Incredibly, Israeli officials try to rationalize such activities in Jerusalem by arguing that since they refuse to share the city in any eventual peace agreement, they have every right to build wherever they please. This is not just inane: It is also evil and self-destructive, and for several reasons.

First, if they are serious about their "eternal, undivided capital" rhetoric, the negotiations might as well be called off right now. The occupation of traditionally Arab East Jerusalem flies in the face of international law, and no Palestinian leader - least of all one with Abbas' shaky authority - can be expected to legitimize the wholesale theft of his people's most cherished city. Second, if the rhetoric is just part of a negotiating position, using the colonists to apply pressure at sensitive times can only ensure that if and when a deal is struck, their relations with their neighbors will be almost impossible to repair. Third, if Israel gets away with its unabashed defiance of the modern international system's most important principle - that military force is no longer an acceptable means of territorial gain - it will only establish a precedent making it fair game if and when another power develops the wherewithal to end the Zionist experiment once and for all.

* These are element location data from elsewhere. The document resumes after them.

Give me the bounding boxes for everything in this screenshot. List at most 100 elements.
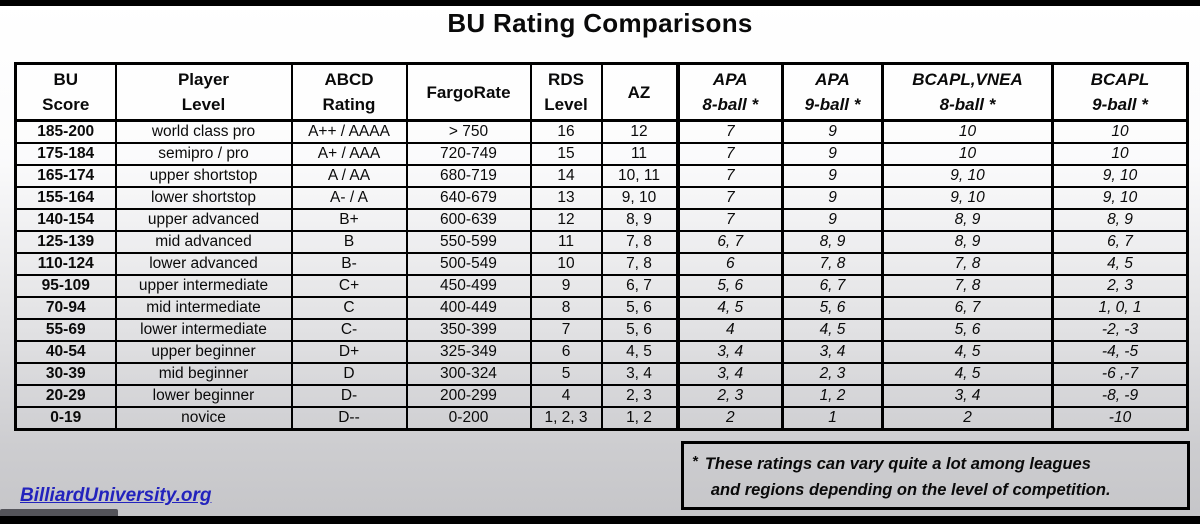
page-title: BU Rating Comparisons (447, 8, 753, 38)
footnote-line-1: These ratings can vary quite a lot among… (704, 455, 1091, 473)
cell-fargorate: 200-299 (405, 384, 532, 408)
col-header-bu-score: BU Score (14, 62, 117, 122)
cell-apa-9ball: 9 (781, 142, 884, 166)
table-row: 155-164 lower shortstop A- / A 640-679 13 9, … (14, 186, 1189, 210)
cell-bcapl-vnea-8ball: 2 (881, 406, 1054, 431)
cell-bcapl-9ball: 10 (1051, 142, 1189, 166)
letterbox-bottom-bar (0, 516, 1200, 524)
cell-bcapl-vnea-8ball: 10 (881, 142, 1054, 166)
cell-apa-9ball: 9 (781, 164, 884, 188)
cell-bcapl-9ball: 8, 9 (1051, 208, 1189, 232)
cell-apa-9ball: 7, 8 (781, 252, 884, 276)
table-row: 140-154 upper advanced B+ 600-639 12 8, 9 7 9 8,… (14, 208, 1189, 232)
cell-az: 9, 10 (600, 186, 679, 210)
cell-fargorate: 680-719 (405, 164, 532, 188)
cell-bu-score: 155-164 (14, 186, 117, 210)
cell-bcapl-vnea-8ball: 6, 7 (881, 296, 1054, 320)
cell-fargorate: 500-549 (405, 252, 532, 276)
table-row: 185-200 world class pro A++ / AAAA > 750 16 1… (14, 119, 1189, 144)
cell-bu-score: 185-200 (14, 119, 117, 144)
cell-rds-level: 12 (529, 208, 603, 232)
cell-fargorate: 600-639 (405, 208, 532, 232)
cell-player-level: lower intermediate (114, 318, 293, 342)
cell-bu-score: 0-19 (14, 406, 117, 431)
cell-abcd-rating: D- (290, 384, 408, 408)
cell-bcapl-vnea-8ball: 4, 5 (881, 362, 1054, 386)
cell-az: 5, 6 (600, 296, 679, 320)
table-row: 110-124 lower advanced B- 500-549 10 7, 8 6 7, … (14, 252, 1189, 276)
cell-az: 2, 3 (600, 384, 679, 408)
cell-player-level: upper advanced (114, 208, 293, 232)
cell-abcd-rating: A / AA (290, 164, 408, 188)
cell-player-level: mid advanced (114, 230, 293, 254)
cell-bcapl-9ball: 6, 7 (1051, 230, 1189, 254)
cell-bu-score: 40-54 (14, 340, 117, 364)
cell-apa-8ball: 6 (675, 252, 784, 276)
cell-az: 10, 11 (600, 164, 679, 188)
cell-rds-level: 8 (529, 296, 603, 320)
cell-player-level: lower shortstop (114, 186, 293, 210)
table-row: 20-29 lower beginner D- 200-299 4 2, 3 2, 3 1, … (14, 384, 1189, 408)
cell-fargorate: 300-324 (405, 362, 532, 386)
cell-apa-8ball: 7 (675, 142, 784, 166)
cell-bcapl-9ball: 9, 10 (1051, 186, 1189, 210)
cell-fargorate: 400-449 (405, 296, 532, 320)
table-row: 40-54 upper beginner D+ 325-349 6 4, 5 3, 4 3, … (14, 340, 1189, 364)
cell-bcapl-vnea-8ball: 7, 8 (881, 252, 1054, 276)
cell-bcapl-vnea-8ball: 4, 5 (881, 340, 1054, 364)
cell-bcapl-9ball: 4, 5 (1051, 252, 1189, 276)
cell-abcd-rating: A++ / AAAA (290, 119, 408, 144)
cell-bcapl-vnea-8ball: 9, 10 (881, 186, 1054, 210)
cell-abcd-rating: C (290, 296, 408, 320)
cell-apa-8ball: 3, 4 (675, 362, 784, 386)
cell-apa-9ball: 8, 9 (781, 230, 884, 254)
cell-az: 7, 8 (600, 230, 679, 254)
cell-apa-9ball: 1 (781, 406, 884, 431)
cell-apa-9ball: 1, 2 (781, 384, 884, 408)
billiard-university-link[interactable]: BilliardUniversity.org (20, 485, 212, 506)
cell-player-level: lower advanced (114, 252, 293, 276)
cell-fargorate: 350-399 (405, 318, 532, 342)
cell-player-level: world class pro (114, 119, 293, 144)
cell-bu-score: 30-39 (14, 362, 117, 386)
table-row: 0-19 novice D-- 0-200 1, 2, 3 1, 2 2 1 2 -10 (14, 406, 1189, 431)
cell-abcd-rating: D-- (290, 406, 408, 431)
table-row: 125-139 mid advanced B 550-599 11 7, 8 6, 7 8, … (14, 230, 1189, 254)
cell-player-level: mid intermediate (114, 296, 293, 320)
cell-az: 12 (600, 119, 679, 144)
cell-az: 8, 9 (600, 208, 679, 232)
table-row: 95-109 upper intermediate C+ 450-499 9 6, 7 5,… (14, 274, 1189, 298)
cell-apa-9ball: 6, 7 (781, 274, 884, 298)
cell-abcd-rating: A+ / AAA (290, 142, 408, 166)
table-row: 70-94 mid intermediate C 400-449 8 5, 6 4, 5 5,… (14, 296, 1189, 320)
cell-rds-level: 11 (529, 230, 603, 254)
col-header-apa-9ball: APA 9-ball * (781, 62, 884, 122)
table-row: 165-174 upper shortstop A / AA 680-719 14 10,… (14, 164, 1189, 188)
cell-bcapl-vnea-8ball: 9, 10 (881, 164, 1054, 188)
cell-rds-level: 7 (529, 318, 603, 342)
cell-bcapl-9ball: -6 ,-7 (1051, 362, 1189, 386)
asterisk-marker: * (692, 453, 698, 470)
cell-apa-9ball: 4, 5 (781, 318, 884, 342)
ratings-table: BU Score Player Level ABCD Rating FargoRate RDS… (14, 62, 1189, 431)
cell-fargorate: 550-599 (405, 230, 532, 254)
cell-apa-8ball: 6, 7 (675, 230, 784, 254)
cell-apa-8ball: 2, 3 (675, 384, 784, 408)
cell-apa-8ball: 5, 6 (675, 274, 784, 298)
cell-bcapl-vnea-8ball: 5, 6 (881, 318, 1054, 342)
cell-player-level: upper intermediate (114, 274, 293, 298)
cell-az: 4, 5 (600, 340, 679, 364)
col-header-fargorate: FargoRate (405, 62, 532, 122)
cell-bu-score: 95-109 (14, 274, 117, 298)
cell-abcd-rating: C- (290, 318, 408, 342)
cell-bcapl-9ball: 9, 10 (1051, 164, 1189, 188)
cell-abcd-rating: C+ (290, 274, 408, 298)
cell-bcapl-vnea-8ball: 3, 4 (881, 384, 1054, 408)
cell-player-level: novice (114, 406, 293, 431)
cell-bcapl-9ball: -8, -9 (1051, 384, 1189, 408)
cell-bu-score: 20-29 (14, 384, 117, 408)
video-progress-bar[interactable] (0, 509, 118, 519)
cell-fargorate: 720-749 (405, 142, 532, 166)
cell-player-level: lower beginner (114, 384, 293, 408)
cell-bu-score: 70-94 (14, 296, 117, 320)
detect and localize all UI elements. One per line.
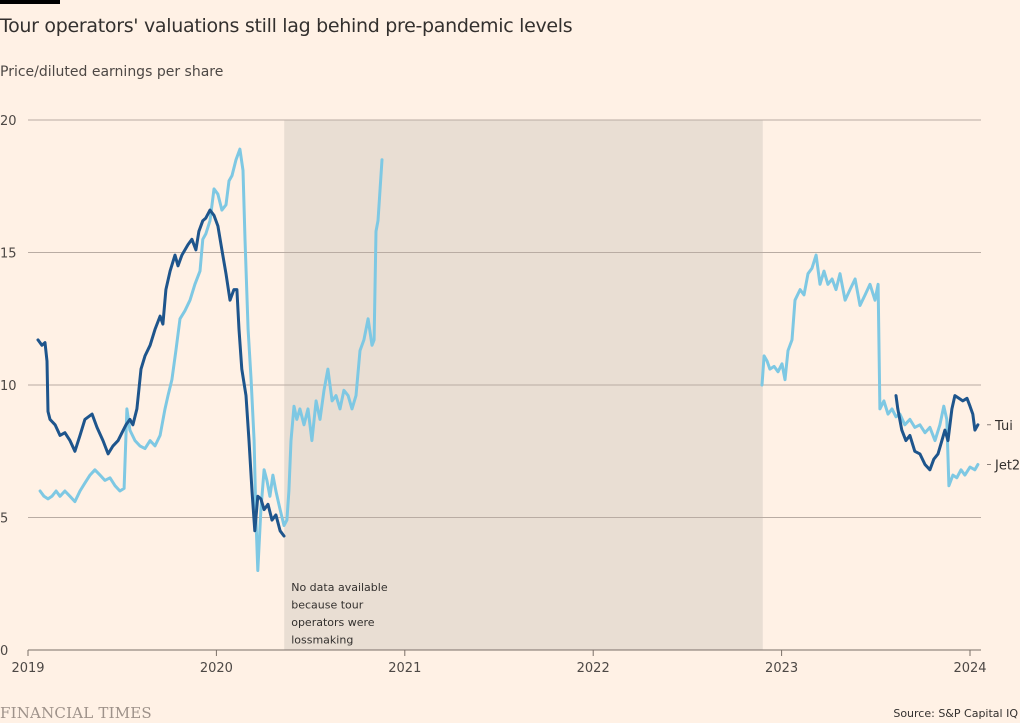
- x-tick-label: 2020: [200, 661, 233, 676]
- annotation-line: lossmaking: [291, 634, 353, 647]
- ft-logo: FINANCIAL TIMES: [0, 704, 152, 722]
- x-tick-label: 2021: [388, 661, 421, 676]
- line-chart: No data available because tour operators w…: [0, 114, 1020, 676]
- annotation-line: because tour: [291, 599, 364, 612]
- annotation-no-data: No data available because tour operators w…: [291, 581, 388, 647]
- x-tick-label: 2019: [11, 661, 44, 676]
- y-tick-label: 0: [0, 644, 8, 659]
- chart-subtitle: Price/diluted earnings per share: [0, 64, 224, 80]
- series-line-tui: [36, 208, 286, 538]
- x-axis: 2019 2020 2021 2022 2023 2024: [11, 649, 987, 676]
- y-tick-label: 20: [0, 114, 17, 129]
- x-tick-label: 2023: [765, 661, 798, 676]
- chart-title: Tour operators' valuations still lag beh…: [0, 15, 573, 37]
- annotation-line: operators were: [291, 616, 375, 629]
- annotation-line: No data available: [291, 581, 388, 594]
- series-line-jet2: [38, 147, 384, 572]
- x-tick-label: 2024: [953, 661, 986, 676]
- y-tick-label: 15: [0, 247, 17, 262]
- legend: Tui Jet2: [987, 419, 1020, 474]
- series-lines: [36, 147, 980, 572]
- series-line-tui: [894, 394, 980, 472]
- series-line-jet2: [760, 253, 980, 488]
- legend-label-jet2: Jet2: [994, 459, 1020, 474]
- y-tick-label: 10: [0, 379, 17, 394]
- legend-label-tui: Tui: [994, 419, 1013, 434]
- source-note: Source: S&P Capital IQ: [893, 707, 1018, 720]
- y-tick-label: 5: [0, 512, 8, 527]
- ft-brand-bar: [0, 0, 60, 4]
- gridlines: 0 5 10 15 20: [0, 114, 981, 659]
- x-tick-label: 2022: [577, 661, 610, 676]
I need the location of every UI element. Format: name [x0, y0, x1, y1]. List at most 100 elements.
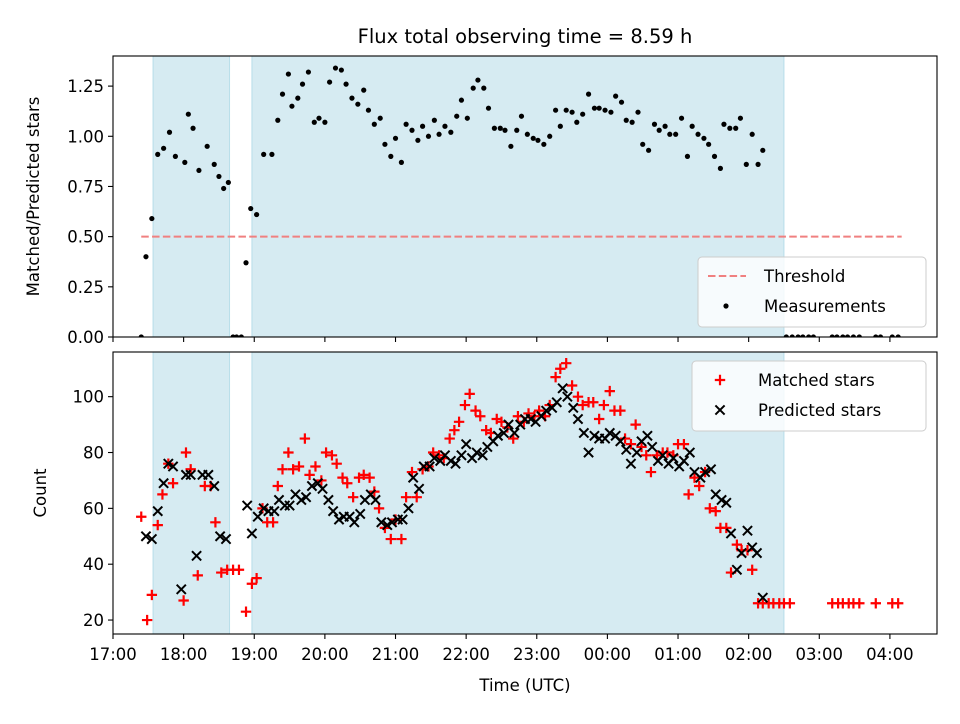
predicted-star-point	[509, 427, 520, 439]
measurement-point	[343, 81, 349, 87]
matched-star-point	[210, 517, 221, 528]
predicted-star-point	[241, 500, 253, 511]
matched-star-point	[625, 438, 637, 450]
observing-interval-band	[152, 352, 231, 634]
measurement-point	[311, 119, 317, 125]
predicted-star-point	[403, 503, 414, 514]
predicted-star-point	[742, 525, 753, 537]
predicted-star-point	[477, 449, 488, 461]
measurement-point	[717, 165, 724, 171]
measurement-point	[518, 113, 525, 119]
matched-star-point	[854, 598, 865, 609]
predicted-star-point	[392, 514, 404, 525]
measurement-point	[749, 131, 755, 137]
y-tick-label: 1.25	[67, 77, 104, 96]
measurement-point	[285, 71, 291, 77]
axes-frame	[112, 55, 938, 338]
matched-star-point	[645, 466, 657, 478]
y-tick-label: 40	[83, 555, 104, 574]
predicted-star-point	[583, 447, 594, 458]
measurement-point	[442, 123, 448, 129]
measurement-point	[795, 334, 801, 337]
measurement-point	[365, 107, 372, 113]
measurement-point	[618, 99, 625, 105]
predicted-star-point	[354, 508, 366, 520]
axes-frame	[112, 351, 938, 635]
predicted-star-point	[460, 438, 472, 450]
measurement-point	[326, 79, 333, 85]
predicted-star-point	[146, 533, 158, 545]
measurement-point	[596, 105, 602, 111]
x-tick-label: 01:00	[654, 645, 702, 664]
measurement-point	[475, 77, 481, 83]
matched-star-point	[678, 438, 690, 450]
predicted-star-point	[725, 528, 737, 539]
predicted-star-point	[620, 444, 632, 456]
measurement-point	[161, 145, 167, 151]
predicted-star-point	[562, 391, 573, 402]
predicted-star-point	[642, 430, 653, 442]
legend: Matched stars Predicted stars	[691, 360, 927, 432]
y-tick-label: 0.25	[67, 278, 104, 297]
measurement-point	[856, 334, 862, 337]
matched-star-point	[464, 388, 475, 400]
y-tick-label: 1.00	[67, 127, 104, 146]
measurement-point	[623, 117, 629, 123]
y-tick-label: 20	[83, 611, 104, 630]
matched-star-point	[240, 606, 252, 617]
measurement-point	[305, 69, 312, 75]
matched-star-point	[555, 363, 566, 374]
matched-star-point	[342, 478, 353, 489]
matched-star-point	[185, 464, 196, 475]
predicted-star-point	[503, 419, 514, 430]
predicted-star-point	[751, 547, 763, 559]
x-tick-label: 21:00	[372, 645, 420, 664]
x-tick-label: 18:00	[160, 645, 208, 664]
predicted-star-point	[317, 483, 328, 495]
measurement-point	[316, 115, 322, 121]
predicted-star-point	[180, 469, 192, 481]
measurement-point	[481, 85, 487, 91]
measurement-point	[238, 334, 244, 337]
matched-star-point	[277, 464, 288, 475]
measurement-point	[182, 159, 188, 165]
matched-star-point	[870, 598, 881, 609]
y-tick-label: 100	[73, 388, 105, 407]
measurement-point	[458, 97, 465, 103]
measurement-point	[149, 215, 155, 222]
predicted-star-point	[450, 458, 461, 469]
matched-star-point	[141, 614, 153, 626]
top-panel: 0.00 0.25 0.50 0.75 1.00 1.25 Matched/Predicte…	[24, 55, 938, 347]
measurement-point	[454, 113, 460, 119]
predicted-star-point	[471, 447, 483, 458]
measurement-point	[706, 141, 712, 147]
predicted-star-point	[699, 466, 711, 478]
legend-box	[697, 256, 927, 328]
measurement-point	[143, 254, 149, 260]
matched-star-point	[180, 447, 192, 458]
matched-star-point	[167, 478, 179, 489]
matched-star-point	[310, 461, 321, 472]
matched-star-point	[192, 570, 203, 581]
x-tick-label: 23:00	[513, 645, 561, 664]
measurement-point	[889, 334, 895, 337]
predicted-star-point	[191, 550, 202, 562]
matched-star-point	[449, 424, 460, 436]
measurement-point	[388, 153, 394, 159]
matched-star-point	[662, 447, 673, 458]
matched-star-point	[641, 450, 652, 461]
matched-star-point	[320, 447, 332, 458]
matched-star-point	[475, 411, 486, 422]
measurement-point	[299, 81, 306, 87]
measurement-point	[216, 173, 222, 180]
measurement-point	[485, 105, 492, 111]
legend-label: Predicted stars	[758, 401, 881, 420]
measurement-point	[877, 334, 884, 337]
predicted-star-point	[631, 447, 643, 458]
matched-star-point	[136, 511, 147, 522]
observing-interval-band	[152, 56, 231, 337]
matched-star-point	[892, 598, 904, 609]
predicted-star-point	[657, 449, 669, 461]
measurement-point	[377, 115, 383, 121]
predicted-star-point	[175, 584, 187, 595]
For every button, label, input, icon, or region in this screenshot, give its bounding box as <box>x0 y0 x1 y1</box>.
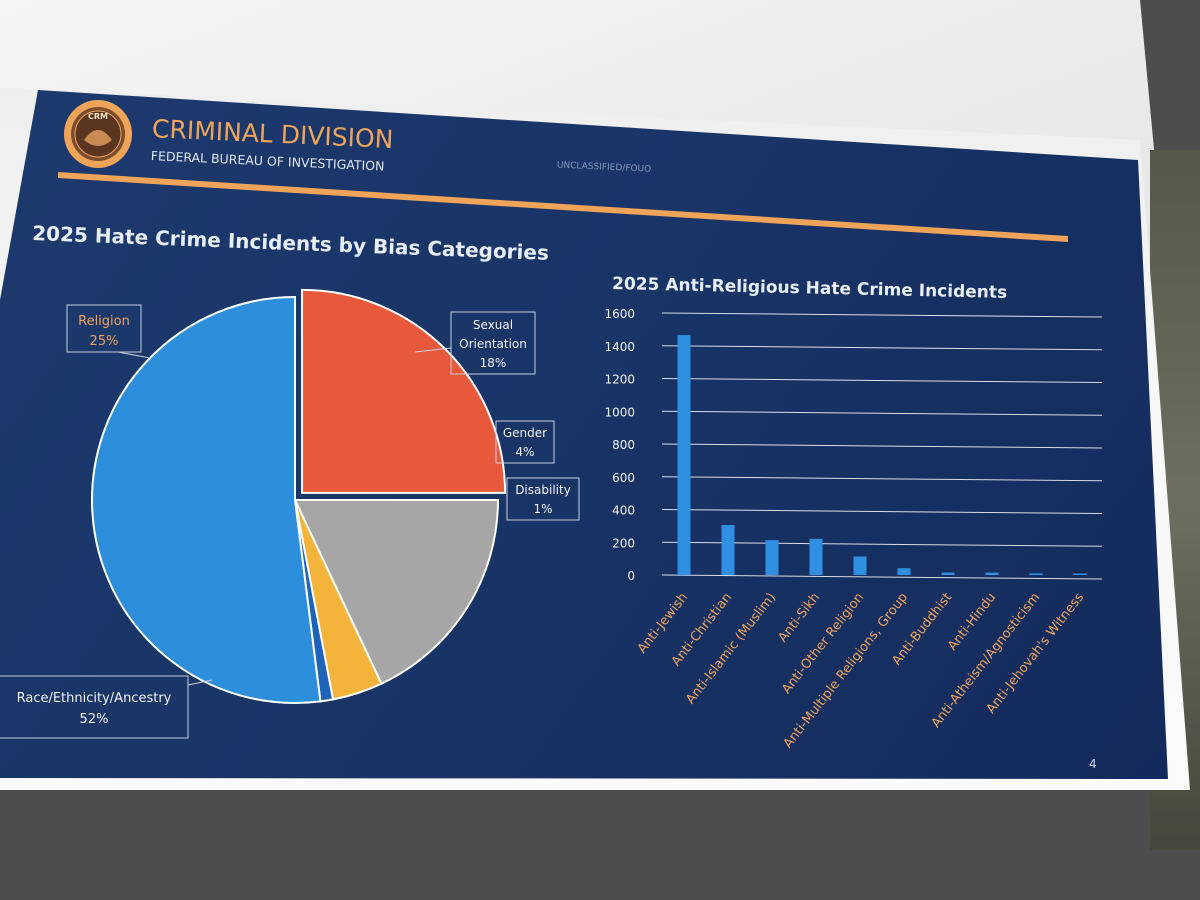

From its creation in 1948, the state of Israel has been a supreme test for the new order put in place in the aftermath of World War II - and the results have not been impressive. Thanks largely to the slavish support of the United States, the Israelis have been able to break the rules with near-immaculate impunity. This has made victims of several Arab peoples, especially the Palestinians - and therefore accomplices of dozens of otherwise progressive governments around the world. These have preached collective security, but in practice they have aided and abetted collective punishment on a grand scale over six decades. If the tables are ever turned and Jews are kicked out of Jerusalem instead of Muslims, there will be plenty of blame to go around.